Saat mengantar paket bantuan, ada risiko mobil yang ditumpangi Jarowski tertembak atau bahkan terkena rudal. ”Kalau memang harus terjadi, terjadilah. Saya sudah hidup cukup lama,” katanya.
Kuras tabungan
Bukan hanya menolak imbalan, Jarowski malah menguras tabungan untuk mendanai kegiatannya di Ukraina. Bahkan, ia menggalang dana dari kerabat dan kenalannya untuk membiayai kegiatan kemanusiaan di Kharkiv. Seluruh hasil penggalangan dana itu digunakan untuk keperluan pengungsi.
Baca juga : Rentetan Ledakan Bom Mengubah Kharkiv seperti Kota Mati (Bagian 29)
Untuk kehidupannya sehari-hari, Jarowski menggunakan uang pribadi. Ia juga memilih tinggal bersama pengungsi di stasiun kereta bawah tanah. Dengan demikian, pengungsi bisa senantiasa menghubunginya jika memerlukan apa-apa.
Stasiun kereta bawah tanah adalah salah satu tempat aman karena ditutup beton dan tanah setebal total lebih dari 20 meter. Rudal-rudal yang meledak di Kharkiv rata-rata menghasilkan lubang sedalam 2 meter. ”Tidak semua kota punya stasiun seperti ini. Tidak semua kota ada peluang menyelamatkan diri seperti ini,” ujar Jarowski.

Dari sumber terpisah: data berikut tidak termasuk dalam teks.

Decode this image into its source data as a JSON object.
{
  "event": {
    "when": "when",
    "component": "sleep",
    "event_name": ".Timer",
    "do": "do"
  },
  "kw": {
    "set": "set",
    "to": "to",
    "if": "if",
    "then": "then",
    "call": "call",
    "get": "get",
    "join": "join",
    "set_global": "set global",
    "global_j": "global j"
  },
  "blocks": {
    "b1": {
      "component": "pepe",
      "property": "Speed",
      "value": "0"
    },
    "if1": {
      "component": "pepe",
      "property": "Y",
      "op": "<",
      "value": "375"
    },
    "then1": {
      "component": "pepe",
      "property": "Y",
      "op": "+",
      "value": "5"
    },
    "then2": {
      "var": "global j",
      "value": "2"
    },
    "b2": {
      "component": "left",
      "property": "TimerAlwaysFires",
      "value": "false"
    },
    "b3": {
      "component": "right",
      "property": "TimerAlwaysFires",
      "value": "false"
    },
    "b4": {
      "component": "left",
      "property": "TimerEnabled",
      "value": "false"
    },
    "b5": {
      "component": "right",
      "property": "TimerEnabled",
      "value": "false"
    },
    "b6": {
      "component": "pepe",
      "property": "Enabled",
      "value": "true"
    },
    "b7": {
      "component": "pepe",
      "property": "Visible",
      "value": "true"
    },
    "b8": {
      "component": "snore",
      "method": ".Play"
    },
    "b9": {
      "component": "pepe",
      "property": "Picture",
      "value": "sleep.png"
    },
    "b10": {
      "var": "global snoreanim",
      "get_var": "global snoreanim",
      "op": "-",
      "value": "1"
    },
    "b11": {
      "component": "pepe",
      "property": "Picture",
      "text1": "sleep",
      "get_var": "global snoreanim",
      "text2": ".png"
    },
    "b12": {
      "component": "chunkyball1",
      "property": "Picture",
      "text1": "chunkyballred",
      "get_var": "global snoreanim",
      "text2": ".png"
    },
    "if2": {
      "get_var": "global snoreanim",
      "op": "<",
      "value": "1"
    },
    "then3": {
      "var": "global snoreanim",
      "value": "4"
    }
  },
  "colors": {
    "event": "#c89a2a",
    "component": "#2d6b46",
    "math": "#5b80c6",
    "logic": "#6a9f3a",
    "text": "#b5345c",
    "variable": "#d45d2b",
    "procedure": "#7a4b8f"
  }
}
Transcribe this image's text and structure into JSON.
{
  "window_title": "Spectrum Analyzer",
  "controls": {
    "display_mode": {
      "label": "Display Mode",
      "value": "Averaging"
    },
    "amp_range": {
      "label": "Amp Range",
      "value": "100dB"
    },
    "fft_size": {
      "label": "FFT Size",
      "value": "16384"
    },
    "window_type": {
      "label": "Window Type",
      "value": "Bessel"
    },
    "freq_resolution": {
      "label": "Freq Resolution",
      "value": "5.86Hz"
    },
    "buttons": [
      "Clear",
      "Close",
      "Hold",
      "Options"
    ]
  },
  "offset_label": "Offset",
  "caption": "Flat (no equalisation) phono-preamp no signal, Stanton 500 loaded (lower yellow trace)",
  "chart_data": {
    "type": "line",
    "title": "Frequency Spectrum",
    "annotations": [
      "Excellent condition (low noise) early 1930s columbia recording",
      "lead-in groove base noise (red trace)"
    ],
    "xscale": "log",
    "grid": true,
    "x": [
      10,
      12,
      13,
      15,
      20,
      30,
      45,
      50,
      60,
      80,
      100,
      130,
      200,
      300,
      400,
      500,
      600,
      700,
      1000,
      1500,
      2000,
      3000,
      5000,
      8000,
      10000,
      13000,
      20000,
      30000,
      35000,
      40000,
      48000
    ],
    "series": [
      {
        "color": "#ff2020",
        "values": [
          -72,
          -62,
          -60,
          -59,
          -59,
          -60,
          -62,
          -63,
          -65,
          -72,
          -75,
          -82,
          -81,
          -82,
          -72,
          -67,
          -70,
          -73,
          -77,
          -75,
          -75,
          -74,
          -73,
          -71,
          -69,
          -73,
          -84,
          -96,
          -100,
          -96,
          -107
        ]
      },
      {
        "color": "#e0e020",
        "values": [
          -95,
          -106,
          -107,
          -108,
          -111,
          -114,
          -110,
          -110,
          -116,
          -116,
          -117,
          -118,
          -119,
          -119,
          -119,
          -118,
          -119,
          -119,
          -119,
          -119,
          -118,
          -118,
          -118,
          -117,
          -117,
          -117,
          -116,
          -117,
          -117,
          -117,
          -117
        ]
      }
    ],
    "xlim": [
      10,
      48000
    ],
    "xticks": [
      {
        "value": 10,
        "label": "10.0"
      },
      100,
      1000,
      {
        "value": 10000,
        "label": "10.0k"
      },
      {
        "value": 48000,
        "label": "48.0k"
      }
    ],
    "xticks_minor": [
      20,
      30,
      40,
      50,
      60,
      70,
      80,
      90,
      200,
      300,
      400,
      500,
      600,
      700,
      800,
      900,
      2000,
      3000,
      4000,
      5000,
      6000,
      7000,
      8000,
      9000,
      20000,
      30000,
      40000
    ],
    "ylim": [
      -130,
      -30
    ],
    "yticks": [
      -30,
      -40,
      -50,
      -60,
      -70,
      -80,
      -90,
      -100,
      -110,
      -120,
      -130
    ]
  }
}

Salah satu kota yang tidak menyediakan peluang untuk penyelamatan bagi warganya adalah Mariupol, Donetsk. Ia menunjukkan beberapa video yang direkam pada hari-hari selama ia berada di Mariupol. Ia masuk ke sana kala kota itu dikepung ketat dan digempur oleh Rusia dan milisi pendukungnya tanpa henti dengan artileri, rudal, roket, dan mortar.
Keinginan untuk membantu warga sipil yang terperangkap di sana membuat Jarowski tidak merasakan takut sama sekali. ”Anak-anak jadi alasan saya menolong,” ujarnya.
Baca juga : Banyak Pembatasan akibat Perang Ukraina, Penting Tetap Jaga Kewarasan (Bagian 5)
Jarowski lega, empat anaknya bisa hidup tenang di Lauceston. ”Mereka jauh dari bom, tidak menggigil dan kekurangan makan selama musim dingin, tidak perlu merasakan kengerian perang. Berbeda sekali dengan nasib anak-anak di sini,” katanya.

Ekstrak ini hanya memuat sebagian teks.